Biden memimpin dengan pria pinggiran kota dengan selisih 12 poin sekarang. Pada bulan Maret, mereka mendukung Trump dengan 1 poin.
“Trump tidak pernah menjadi orang yang mencoba memperluas daya tariknya dengan cara apa pun, dan itu berlaku untuk seluruh kepresidenannya dan bukan hanya kampanyenya,” kata ahli strategi Republik Alex Conant.
“Teorinya adalah bahwa dia tidak perlu memperluas basisnya karena orang-orang independen yang memilihnya daripada Hillary juga akan memilihnya daripada Demokrat liberal mana pun,” katanya.

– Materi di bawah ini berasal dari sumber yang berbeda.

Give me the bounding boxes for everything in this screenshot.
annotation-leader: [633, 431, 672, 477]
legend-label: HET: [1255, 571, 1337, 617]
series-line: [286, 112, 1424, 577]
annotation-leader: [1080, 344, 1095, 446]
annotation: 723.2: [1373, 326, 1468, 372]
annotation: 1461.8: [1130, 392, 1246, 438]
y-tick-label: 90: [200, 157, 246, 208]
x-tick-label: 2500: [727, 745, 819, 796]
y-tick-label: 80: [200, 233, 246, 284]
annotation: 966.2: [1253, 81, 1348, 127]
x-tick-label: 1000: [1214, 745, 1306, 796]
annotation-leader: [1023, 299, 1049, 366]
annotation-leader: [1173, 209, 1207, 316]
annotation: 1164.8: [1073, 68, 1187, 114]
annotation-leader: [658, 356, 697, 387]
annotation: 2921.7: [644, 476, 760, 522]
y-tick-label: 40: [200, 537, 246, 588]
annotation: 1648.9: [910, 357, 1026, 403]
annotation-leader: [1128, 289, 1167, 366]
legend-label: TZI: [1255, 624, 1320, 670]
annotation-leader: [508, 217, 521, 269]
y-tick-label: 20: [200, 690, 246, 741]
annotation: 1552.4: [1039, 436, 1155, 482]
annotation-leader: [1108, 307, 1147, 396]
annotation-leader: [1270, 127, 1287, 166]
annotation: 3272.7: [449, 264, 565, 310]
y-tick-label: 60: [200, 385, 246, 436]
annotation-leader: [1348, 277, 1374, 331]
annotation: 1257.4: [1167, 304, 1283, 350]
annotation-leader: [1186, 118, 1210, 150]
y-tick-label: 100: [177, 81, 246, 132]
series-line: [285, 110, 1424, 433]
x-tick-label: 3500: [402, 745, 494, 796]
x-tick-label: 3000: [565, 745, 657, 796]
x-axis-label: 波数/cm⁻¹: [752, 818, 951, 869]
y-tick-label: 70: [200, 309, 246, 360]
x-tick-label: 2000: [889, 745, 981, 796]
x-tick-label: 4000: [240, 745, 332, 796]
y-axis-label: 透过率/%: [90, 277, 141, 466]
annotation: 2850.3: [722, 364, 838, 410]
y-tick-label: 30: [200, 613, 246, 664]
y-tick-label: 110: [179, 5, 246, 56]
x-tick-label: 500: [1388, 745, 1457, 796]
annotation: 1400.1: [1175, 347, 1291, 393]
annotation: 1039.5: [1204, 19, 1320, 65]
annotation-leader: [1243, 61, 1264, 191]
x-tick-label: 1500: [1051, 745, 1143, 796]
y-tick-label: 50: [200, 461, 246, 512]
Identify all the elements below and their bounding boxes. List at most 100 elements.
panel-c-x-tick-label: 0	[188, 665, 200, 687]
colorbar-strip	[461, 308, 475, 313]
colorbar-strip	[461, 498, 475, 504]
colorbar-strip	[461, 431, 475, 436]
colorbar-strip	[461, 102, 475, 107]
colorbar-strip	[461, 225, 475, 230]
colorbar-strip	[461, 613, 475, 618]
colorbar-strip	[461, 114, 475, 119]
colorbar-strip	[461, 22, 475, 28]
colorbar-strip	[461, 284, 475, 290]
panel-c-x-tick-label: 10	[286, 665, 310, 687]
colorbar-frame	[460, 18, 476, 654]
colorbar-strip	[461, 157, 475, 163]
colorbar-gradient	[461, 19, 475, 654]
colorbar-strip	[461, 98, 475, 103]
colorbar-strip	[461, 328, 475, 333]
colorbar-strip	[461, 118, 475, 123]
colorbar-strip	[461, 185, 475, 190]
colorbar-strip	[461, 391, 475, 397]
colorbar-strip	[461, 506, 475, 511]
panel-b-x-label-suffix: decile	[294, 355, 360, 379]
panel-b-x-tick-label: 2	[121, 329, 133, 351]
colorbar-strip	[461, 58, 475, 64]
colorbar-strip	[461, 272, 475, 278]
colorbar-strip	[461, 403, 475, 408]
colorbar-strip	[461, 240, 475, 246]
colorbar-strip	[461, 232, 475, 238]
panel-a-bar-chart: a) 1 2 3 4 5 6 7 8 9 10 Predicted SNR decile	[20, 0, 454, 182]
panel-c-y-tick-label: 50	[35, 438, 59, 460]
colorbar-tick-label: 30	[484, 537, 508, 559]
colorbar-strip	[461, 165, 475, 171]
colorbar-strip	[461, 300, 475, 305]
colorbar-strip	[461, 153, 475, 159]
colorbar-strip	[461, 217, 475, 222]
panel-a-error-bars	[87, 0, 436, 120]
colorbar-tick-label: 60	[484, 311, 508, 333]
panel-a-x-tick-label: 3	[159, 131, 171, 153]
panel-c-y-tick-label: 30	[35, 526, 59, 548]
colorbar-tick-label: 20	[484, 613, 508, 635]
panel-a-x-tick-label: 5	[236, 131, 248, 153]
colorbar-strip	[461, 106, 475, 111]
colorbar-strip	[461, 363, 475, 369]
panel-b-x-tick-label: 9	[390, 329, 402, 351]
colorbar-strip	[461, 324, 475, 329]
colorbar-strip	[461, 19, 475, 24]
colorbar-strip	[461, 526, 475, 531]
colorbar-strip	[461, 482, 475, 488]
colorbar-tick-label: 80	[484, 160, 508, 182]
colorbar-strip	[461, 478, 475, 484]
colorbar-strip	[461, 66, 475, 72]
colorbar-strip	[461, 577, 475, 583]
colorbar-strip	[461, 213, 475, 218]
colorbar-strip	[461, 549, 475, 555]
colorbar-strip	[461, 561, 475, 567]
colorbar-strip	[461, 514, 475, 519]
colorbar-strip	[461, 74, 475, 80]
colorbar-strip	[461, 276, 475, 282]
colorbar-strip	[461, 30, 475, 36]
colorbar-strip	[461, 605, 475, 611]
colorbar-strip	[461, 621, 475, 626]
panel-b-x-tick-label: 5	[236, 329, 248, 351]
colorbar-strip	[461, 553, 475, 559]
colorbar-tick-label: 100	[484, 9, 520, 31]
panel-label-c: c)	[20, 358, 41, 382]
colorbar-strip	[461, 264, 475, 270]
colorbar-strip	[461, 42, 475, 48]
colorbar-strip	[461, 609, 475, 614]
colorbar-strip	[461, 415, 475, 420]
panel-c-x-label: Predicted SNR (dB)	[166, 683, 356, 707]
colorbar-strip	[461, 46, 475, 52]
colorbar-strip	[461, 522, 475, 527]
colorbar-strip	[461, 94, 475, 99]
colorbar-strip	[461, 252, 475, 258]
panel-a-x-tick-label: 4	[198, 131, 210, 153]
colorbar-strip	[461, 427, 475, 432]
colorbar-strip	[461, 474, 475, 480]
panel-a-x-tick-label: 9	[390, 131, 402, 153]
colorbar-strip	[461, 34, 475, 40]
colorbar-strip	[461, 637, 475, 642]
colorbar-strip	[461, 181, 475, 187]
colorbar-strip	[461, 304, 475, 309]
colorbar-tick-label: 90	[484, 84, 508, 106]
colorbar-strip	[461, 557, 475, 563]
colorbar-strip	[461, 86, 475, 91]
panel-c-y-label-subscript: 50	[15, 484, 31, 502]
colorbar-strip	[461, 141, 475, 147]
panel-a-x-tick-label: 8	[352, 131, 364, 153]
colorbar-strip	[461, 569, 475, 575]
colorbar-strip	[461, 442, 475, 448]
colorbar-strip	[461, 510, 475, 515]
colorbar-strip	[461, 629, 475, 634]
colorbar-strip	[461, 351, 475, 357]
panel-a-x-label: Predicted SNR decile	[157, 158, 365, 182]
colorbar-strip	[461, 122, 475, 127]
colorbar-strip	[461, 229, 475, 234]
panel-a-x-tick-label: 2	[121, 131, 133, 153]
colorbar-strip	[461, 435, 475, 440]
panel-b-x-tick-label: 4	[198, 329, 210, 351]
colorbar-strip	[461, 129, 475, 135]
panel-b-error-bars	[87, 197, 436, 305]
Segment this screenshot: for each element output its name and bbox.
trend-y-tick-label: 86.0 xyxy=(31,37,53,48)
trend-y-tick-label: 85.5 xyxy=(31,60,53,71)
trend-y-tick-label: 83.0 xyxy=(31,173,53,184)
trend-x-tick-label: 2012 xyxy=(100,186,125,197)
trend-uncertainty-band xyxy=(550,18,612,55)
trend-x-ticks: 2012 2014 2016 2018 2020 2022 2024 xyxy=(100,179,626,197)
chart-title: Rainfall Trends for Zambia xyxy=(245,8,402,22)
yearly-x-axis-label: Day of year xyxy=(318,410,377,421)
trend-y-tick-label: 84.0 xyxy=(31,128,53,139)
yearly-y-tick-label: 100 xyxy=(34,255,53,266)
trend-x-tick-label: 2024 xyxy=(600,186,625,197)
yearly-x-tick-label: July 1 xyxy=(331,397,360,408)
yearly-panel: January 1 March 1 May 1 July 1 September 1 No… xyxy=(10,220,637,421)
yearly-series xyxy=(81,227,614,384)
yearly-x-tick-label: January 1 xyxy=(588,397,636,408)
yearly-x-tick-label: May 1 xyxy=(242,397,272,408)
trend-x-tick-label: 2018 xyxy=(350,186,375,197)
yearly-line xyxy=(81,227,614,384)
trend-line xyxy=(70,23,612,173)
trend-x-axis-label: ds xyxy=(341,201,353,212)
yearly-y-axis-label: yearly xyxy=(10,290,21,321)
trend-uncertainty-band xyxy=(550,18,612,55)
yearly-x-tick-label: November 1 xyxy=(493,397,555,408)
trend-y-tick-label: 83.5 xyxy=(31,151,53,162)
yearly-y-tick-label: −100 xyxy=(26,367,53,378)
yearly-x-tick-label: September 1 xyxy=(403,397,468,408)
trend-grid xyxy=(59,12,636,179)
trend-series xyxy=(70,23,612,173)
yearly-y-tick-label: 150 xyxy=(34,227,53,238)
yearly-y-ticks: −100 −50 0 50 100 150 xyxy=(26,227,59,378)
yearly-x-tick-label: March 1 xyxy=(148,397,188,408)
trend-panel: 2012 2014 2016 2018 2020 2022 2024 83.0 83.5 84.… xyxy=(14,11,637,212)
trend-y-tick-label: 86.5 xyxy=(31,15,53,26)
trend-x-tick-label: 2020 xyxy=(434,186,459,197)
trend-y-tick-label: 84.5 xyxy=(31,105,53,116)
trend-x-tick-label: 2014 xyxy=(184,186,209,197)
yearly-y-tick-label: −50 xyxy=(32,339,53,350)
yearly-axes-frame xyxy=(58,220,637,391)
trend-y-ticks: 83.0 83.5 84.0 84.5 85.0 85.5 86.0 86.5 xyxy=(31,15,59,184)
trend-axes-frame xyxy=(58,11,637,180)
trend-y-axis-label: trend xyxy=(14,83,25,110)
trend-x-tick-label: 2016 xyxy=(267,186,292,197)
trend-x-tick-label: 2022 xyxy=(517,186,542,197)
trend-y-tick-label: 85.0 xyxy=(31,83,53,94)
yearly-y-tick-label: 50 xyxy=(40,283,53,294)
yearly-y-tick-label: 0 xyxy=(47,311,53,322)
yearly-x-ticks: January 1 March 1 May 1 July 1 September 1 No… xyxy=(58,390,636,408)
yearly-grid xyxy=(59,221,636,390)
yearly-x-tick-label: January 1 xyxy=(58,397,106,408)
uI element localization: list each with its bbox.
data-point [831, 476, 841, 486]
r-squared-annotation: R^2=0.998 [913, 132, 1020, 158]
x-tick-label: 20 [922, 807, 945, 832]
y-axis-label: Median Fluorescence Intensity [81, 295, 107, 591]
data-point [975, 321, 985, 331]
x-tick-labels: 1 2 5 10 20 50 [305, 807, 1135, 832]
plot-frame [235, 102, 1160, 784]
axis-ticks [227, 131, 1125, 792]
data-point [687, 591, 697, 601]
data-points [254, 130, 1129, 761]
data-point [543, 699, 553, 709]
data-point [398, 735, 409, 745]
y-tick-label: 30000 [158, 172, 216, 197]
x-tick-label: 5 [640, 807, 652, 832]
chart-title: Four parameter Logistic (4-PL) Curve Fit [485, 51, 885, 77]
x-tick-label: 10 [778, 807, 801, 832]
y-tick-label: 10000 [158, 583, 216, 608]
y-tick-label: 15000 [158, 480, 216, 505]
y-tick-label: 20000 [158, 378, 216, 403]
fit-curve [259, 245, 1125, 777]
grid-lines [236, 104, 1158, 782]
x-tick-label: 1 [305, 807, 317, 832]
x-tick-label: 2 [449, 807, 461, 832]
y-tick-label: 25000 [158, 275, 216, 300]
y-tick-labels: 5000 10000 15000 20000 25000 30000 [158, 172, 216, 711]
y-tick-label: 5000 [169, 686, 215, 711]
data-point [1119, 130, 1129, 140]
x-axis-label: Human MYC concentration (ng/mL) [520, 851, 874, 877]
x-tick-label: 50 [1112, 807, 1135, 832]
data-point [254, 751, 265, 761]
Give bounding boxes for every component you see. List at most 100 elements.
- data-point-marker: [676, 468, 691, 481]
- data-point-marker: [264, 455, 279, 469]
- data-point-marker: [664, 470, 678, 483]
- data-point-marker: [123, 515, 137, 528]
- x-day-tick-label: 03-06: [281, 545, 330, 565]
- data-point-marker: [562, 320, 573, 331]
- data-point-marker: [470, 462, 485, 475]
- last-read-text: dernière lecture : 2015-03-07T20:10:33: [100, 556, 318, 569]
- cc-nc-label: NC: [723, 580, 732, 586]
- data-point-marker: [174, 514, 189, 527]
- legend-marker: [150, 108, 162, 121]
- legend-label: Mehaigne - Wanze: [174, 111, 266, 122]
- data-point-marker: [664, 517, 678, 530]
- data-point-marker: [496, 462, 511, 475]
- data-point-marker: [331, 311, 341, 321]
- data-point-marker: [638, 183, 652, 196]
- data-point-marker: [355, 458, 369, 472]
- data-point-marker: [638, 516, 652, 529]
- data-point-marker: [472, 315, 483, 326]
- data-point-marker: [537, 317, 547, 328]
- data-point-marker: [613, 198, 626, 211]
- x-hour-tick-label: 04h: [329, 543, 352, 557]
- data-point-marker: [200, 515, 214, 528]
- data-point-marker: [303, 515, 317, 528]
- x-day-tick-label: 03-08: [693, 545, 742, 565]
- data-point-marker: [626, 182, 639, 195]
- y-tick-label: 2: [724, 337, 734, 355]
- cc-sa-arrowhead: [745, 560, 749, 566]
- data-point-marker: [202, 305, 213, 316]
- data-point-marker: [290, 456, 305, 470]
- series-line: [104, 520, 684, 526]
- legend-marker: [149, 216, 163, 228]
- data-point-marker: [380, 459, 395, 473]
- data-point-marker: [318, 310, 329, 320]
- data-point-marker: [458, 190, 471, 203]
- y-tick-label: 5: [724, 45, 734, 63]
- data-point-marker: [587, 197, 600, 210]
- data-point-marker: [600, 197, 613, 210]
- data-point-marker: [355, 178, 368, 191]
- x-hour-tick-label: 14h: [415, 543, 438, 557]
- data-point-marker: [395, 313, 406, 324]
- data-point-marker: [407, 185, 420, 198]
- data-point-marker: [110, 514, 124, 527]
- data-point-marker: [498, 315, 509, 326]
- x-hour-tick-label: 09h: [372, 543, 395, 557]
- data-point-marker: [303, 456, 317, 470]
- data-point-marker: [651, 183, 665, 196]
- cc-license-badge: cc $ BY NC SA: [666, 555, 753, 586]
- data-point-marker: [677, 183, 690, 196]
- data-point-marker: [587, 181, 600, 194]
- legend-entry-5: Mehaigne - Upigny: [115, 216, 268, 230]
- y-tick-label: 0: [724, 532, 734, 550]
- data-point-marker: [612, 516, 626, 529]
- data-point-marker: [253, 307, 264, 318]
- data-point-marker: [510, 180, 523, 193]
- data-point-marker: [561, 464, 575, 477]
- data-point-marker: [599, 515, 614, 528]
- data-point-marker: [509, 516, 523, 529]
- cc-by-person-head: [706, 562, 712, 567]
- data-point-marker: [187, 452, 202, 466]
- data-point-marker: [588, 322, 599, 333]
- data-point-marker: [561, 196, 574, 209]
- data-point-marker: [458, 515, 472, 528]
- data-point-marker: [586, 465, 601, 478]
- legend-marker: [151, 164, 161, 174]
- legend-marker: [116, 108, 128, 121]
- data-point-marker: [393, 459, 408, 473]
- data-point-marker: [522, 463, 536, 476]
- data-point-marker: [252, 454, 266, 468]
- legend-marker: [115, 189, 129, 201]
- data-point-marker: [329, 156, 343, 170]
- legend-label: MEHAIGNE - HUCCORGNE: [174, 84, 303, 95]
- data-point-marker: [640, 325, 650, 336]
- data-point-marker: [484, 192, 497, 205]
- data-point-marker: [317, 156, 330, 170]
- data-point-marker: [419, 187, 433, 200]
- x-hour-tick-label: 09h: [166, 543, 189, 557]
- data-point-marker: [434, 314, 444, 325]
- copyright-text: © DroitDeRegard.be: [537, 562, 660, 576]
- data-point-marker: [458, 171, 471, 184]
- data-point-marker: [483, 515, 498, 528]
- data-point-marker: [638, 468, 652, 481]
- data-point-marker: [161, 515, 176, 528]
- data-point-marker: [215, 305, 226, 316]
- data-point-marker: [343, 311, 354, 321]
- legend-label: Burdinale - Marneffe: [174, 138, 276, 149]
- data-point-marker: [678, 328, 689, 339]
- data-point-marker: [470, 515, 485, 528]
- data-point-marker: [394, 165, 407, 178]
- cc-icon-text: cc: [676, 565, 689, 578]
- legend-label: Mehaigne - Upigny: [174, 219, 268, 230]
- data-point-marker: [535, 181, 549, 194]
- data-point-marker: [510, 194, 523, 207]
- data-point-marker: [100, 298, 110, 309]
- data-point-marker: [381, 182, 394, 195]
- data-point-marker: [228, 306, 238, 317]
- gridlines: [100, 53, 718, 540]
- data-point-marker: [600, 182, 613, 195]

Teori itu lebih sulit untuk direalisasikan melawan Biden, yang mencalonkan diri sebagai moderat dalam pemilihan pendahuluan Demokrat yang ramai melawan kandidat yang lebih liberal.
Lebih dari sebulan lalu, hampir sembilan dari 10 pendukung Biden dan sembilan dari 10 pendukung Trump mengatakan mereka “sangat yakin” bahwa mereka tidak akan berubah pikiran. Jajak pendapat Reuters / Ipsos terbaru menunjukkan hanya 6% dari kemungkinan pemilih saat ini tidak mendukung kandidat partai besar. Empat tahun lalu, jumlah pemilih yang juga belum memutuskan sama tiga kali lebih tinggi.